Más de veinte anillos tenía, pero sus familiares seguían considerándole un niño. Había conocido muchas generaciones de aves. Muchas de ellas anidaban sobre sus ramas, esperando a la siguiente estación, protegiendo a sus descendientes mientras estaban en su cascarón. Pero él tenía otras aspiraciones… quería vivir por siempre. En aquel monte seco, donde debía extender sus raíces muchos metros para conseguir agua, no le apasionaba en lo absoluto existir.

Aburrido de su vida vegetal, soñaba con ver el mundo, convertirse en cualquier otra cosa y dejar de ser árbol. Se imaginaba cómo serían las oficinas de las que hablaban los excursionistas, las casas, las mesas, las sillas. Anhelaba salir de allí, cambiar su destino… y lo consiguió. Un grupo de humanos lo cortaron, lo transportaron, lo trataron y modificaron. Pasó por muchas manos, por muchos tratamientos de belleza, pero nadie, ninguno de esos bípedos racionales tuvo el atino de dejarle verse en un espejo.

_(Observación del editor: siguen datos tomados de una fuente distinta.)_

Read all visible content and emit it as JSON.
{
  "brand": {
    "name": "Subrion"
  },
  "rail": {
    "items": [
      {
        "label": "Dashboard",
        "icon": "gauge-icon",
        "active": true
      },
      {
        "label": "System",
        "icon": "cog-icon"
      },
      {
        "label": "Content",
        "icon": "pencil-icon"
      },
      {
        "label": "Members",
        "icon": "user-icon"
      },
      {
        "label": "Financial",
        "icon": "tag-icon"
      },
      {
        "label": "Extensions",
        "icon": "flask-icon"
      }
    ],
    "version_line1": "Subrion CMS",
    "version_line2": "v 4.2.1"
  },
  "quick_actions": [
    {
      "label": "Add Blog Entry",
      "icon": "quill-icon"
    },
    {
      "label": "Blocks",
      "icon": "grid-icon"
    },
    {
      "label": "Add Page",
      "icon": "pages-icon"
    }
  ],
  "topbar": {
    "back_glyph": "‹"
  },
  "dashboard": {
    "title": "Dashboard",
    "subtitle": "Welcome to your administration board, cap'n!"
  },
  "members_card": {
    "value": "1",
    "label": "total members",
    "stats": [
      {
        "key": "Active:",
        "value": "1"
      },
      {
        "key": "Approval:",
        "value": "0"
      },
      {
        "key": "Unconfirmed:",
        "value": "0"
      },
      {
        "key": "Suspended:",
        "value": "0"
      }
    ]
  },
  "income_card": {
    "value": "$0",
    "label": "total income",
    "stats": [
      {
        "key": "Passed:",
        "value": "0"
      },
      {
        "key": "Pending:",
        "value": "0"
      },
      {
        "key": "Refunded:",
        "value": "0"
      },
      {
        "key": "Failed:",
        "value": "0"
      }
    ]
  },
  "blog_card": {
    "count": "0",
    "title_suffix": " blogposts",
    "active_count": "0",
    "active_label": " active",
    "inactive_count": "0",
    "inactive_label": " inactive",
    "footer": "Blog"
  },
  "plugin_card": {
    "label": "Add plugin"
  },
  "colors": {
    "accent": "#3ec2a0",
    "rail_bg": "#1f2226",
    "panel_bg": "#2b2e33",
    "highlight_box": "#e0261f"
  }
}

No se les ocurrió mostrarle su nuevo aspecto y, mucho menos, hablarle del uso y las responsabilidades que iba a tener. Pero no le importaba, él estaba lleno de alegría, porque su deseo había sido escuchado por la inteligencia suprema. Lo vistieron por dentro y lo pintaron por fuera, resaltando su color y haciéndolo brillar. Aquello debía ser lo que llamaban “arreglarse”. No cabía duda de que se sentía guapo y estaba guapo.

¿Qué planes tendrían para él? Seguro iba a terminar en lugar muy importante y lujoso, en el que vería a mucha gente y lo admirarían. Oh, sí, cuánto lo admirarían. ¿Sería un libro? No. No se sentía como un libro. Él era mucho más vistoso. ¿Pero qué sería? Ya estaba listo. Un nuevo pedido reclamaba su salida y fue él el elegido para abandonar la fábrica de ataúdes. Quería vivir lejos de aquel aburrido monte seco y, sin embargo, a él regresó.

Le hicieron descender al interior de un profundo hoyo terrenal. Aquella tierra en la cual era tan difícil captar agua, aquella que lo vio nacer, aquella a quien había contemplado metros por encima de las ramas, esa misma ahora lo ocultaría por siempre. Humanos que no había visto jamás lo miraban desde lo alto con superioridad, tal y como él había hecho meses antes. Entonces el ataúd deseó volver a ser árbol.